The thing that made me think about the fragmentation of the big streaming content silos is that I’ve been watching Netflix’s new original show House of Cards. Unlike some people, I didn’t finish it all in one major binge; I’m still less than halfway through the first 13-episode block. I’m a little disappointed that Netflix’s answer to the fragmentation of the “all content” their subscribers want is to make more content that will only be available through one subscription service, but I understand the motivation behind that decision. The show is good, and it adds value to my Netflix subscription, but I’m pretty sure I wouldn’t be happy about it if I had chosen to subscribe to Hulu Plus instead of Netflix.

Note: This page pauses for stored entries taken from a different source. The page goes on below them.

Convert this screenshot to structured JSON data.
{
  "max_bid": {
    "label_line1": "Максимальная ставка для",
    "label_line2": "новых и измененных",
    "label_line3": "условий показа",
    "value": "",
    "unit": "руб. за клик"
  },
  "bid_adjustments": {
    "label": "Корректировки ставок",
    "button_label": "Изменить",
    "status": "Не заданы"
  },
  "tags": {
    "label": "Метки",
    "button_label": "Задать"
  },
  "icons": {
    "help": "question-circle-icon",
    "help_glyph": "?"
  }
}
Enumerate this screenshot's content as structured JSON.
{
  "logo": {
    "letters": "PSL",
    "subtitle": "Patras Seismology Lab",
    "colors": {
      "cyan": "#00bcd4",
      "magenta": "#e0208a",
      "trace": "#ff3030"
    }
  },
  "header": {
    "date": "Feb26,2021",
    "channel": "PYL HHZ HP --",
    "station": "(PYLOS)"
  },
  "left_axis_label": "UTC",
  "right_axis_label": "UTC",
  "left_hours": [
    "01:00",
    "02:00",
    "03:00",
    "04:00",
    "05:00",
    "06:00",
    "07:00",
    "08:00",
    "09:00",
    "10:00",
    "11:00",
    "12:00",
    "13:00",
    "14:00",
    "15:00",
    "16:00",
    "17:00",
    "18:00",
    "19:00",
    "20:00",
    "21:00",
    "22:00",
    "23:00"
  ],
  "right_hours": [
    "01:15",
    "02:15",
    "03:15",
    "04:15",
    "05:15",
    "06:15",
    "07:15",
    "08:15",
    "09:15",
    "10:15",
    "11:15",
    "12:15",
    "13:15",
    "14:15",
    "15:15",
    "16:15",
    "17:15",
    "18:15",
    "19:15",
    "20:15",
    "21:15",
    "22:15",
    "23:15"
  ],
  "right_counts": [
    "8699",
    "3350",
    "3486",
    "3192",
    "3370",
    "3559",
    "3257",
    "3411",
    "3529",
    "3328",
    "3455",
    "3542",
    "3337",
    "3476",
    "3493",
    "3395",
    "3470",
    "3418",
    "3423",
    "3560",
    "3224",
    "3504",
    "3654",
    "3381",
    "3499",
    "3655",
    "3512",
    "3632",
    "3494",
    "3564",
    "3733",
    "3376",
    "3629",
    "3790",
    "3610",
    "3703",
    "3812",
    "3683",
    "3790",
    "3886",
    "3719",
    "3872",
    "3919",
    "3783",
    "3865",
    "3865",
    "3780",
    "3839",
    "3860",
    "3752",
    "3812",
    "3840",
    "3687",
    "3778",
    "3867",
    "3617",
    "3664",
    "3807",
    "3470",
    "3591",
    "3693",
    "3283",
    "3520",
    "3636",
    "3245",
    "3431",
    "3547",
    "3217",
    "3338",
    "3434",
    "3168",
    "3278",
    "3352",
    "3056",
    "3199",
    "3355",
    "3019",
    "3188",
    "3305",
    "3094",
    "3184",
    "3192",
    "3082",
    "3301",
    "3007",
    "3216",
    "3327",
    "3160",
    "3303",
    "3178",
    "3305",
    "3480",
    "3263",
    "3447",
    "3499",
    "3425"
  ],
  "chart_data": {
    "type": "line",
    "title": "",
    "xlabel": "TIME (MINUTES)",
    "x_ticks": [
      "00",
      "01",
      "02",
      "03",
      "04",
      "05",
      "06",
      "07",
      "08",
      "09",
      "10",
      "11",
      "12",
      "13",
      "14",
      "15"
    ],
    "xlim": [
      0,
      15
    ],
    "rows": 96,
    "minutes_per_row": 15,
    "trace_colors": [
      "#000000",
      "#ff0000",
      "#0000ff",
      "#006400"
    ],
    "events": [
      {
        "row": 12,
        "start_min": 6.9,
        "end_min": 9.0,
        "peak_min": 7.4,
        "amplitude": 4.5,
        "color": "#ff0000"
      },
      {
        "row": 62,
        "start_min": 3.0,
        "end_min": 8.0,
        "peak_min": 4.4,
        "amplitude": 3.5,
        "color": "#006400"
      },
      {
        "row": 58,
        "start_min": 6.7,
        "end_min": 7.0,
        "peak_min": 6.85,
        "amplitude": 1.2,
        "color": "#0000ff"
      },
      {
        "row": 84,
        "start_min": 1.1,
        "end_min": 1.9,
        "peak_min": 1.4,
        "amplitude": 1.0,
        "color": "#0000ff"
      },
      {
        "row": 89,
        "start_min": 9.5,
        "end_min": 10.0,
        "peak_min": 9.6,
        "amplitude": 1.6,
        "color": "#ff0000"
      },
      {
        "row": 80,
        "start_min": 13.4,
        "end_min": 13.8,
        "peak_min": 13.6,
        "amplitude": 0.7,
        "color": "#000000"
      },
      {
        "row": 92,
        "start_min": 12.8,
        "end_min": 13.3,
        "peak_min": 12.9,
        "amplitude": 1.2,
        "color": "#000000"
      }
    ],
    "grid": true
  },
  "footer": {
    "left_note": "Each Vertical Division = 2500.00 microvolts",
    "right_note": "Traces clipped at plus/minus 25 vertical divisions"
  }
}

There has been a lot of discussion floating around about Netflix’s strategy of releasing a whole season of their exclusive original content at once as opposed to once-a-week on a schedule (which allows more social anticipation and watercooler discussions, building buzz). The all-at once method definitely produces a different dynamic in the talk about the show. I have to actively avoid all discussions for another couple weeks until I’m done watching, and then maybe I’ll skip back and read some of the blog posts and discussions where people reviewed the whole season the same weekend it came out. It’s an interesting model, and it can make for some extra long addictive evenings in front of the screen. Especially because you only have 13 seconds to find your pause button before the next episode starts.
The all-at-once method is a good experiment to offer, but there’s probably a lot of room for a more traditional weekly schedule as well. Just as album “listening parties” before a release have taken the form of a simultaneous streaming webcast at a predetermined time, a TV show producer would have a lot of fun running simultaneous broadcasts (with an immediately following on-demand option available). Truly simultaneous across the whole country*, not split up by time zone either. Few TV channels have experimented with simultaneous release on both coasts to synchronize as much of the Twitter chatter as possible, but it’s an obvious evolution of TV, especially now that Twitter is turning to focus on the medium so attentively.
The truly bold thing about Netflix releasing the show all at once is that a whole season of brand new streaming tv is available free with a 30 day trial. They’re that confident about the utility of their service, that you’re likely to give them 9 bucks next month. By that time, you’ll probably have a bunch of other shows in your queue, waiting for you to have time for them. But the decision would be a no-brainer if Netflix had passed that special threshold approaching “all content.” Compare that to HBO’s strategy with Game of Thrones (as depicted in the Oatmeal comic above). It’s nice somebody’s being brave.
Broadcast and Cable TV, not to mention the movie studios, are tenaciously resisting the disruption that got to music first. Does that make it any more risky to resist “all content, in one place” for every year that passes, as more technology and cultural practice builds up demanding it? Netflix’s experimentation could help convince some more of the old school executives to be a bit braver, but if they resist what technology makes possible and consumers desire, they will weaken their businesses’ foundations and make it easier for the eventual disruption to get them.
*We won’t talk global release this time.